The New York Times featured a very interesting opinion-editorial by Tim Jackson, Professor of Sustainable Development at the University of Surrey.
He argues that the global quest for increased productivity in the workplace could result in putting more people out of work unless it is accompanied by matching growth.
He also suggests that the drive by corporate leaders to seek more and more productivity out of fewer people may have reached its limits in the current economic environment.
“If more is possible each passing year with each working hour, then either output has to increase or else there is less work to go round. Like it or not, we find ourselves hooked on growth,” says Professor Jackson.
“What then, should happen when, for some reason or another growth just isn’t to be had anymore? Maybe it’s a financial crisis. Or rising prices for resources like oil.”
He says that a solution may be to “loosen our grip on the relentless pursuit of productivity” and perhaps focus expansion in our economies towards sectors where increased service rather than productivity growth is the requirement for success.

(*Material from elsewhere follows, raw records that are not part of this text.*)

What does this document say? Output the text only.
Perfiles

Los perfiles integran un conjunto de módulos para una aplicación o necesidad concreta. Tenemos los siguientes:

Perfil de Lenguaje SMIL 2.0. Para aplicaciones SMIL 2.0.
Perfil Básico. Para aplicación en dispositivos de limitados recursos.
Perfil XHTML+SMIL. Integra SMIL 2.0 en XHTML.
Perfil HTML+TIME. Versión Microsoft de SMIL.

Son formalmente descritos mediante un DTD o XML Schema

He notes that “low productivity” sectors such as medicine, education and social work essentially exist to directly improve the quality of our lives. Making them more efficient is sometimes less desirable as it results in a reduction of service quality. “What sense does it make to ask teachers to teach ever bigger classes? Or doctors to treat more and more patients an hour,” he adds.
I am not sure I necessarily agree with Professor Jackson on refocusing the economy, but he makes a valuable point for any of us in a service industry. Efficiency is good, but it should not be at the sacrifice of service.
All businesses need to be productive. We all need to be efficient, organised and use effective systems to maintain our profitability. So where do we draw the line on increasing our productivity?
To be the best network, RSM has to be a great business. For us, being a great business is about being valued and respected by our clients. To achieve this we need to devote time to deliver real care and attention to each of our clients and their businesses. With increased productivity, this fine-tuned level of service, may arguably disappear.
Corporate leaders have to ask themselves where the drive for increased productivity is going to end. Will your company be loved by clients and staff? Is yours a sustainable business suitable for long-term shareholders?
The focus on productivity is critical for any business but we must approach this in a smarter way going forward. No longer can it be about simply working existing staff and resources harder. Let's call it positive productivity.
For example, over the past couple of years we have put a real focus on positively motivating colleagues to increase cross-border activity, the result of which is a huge growth this year in our member firms connecting and working together on behalf of clients.
Our advertising campaign, built on research undertaken with our clients is based on this theme and RSM will continue to build our global connectivity and client service, and in doing so ensure productivity is our servant, not our master.
As Professor Jackson says, “what - aside from meaningless noise – would be gained by asking the New York Philharmonic to play Beethoven’s Ninth Symphony faster and faster each year?”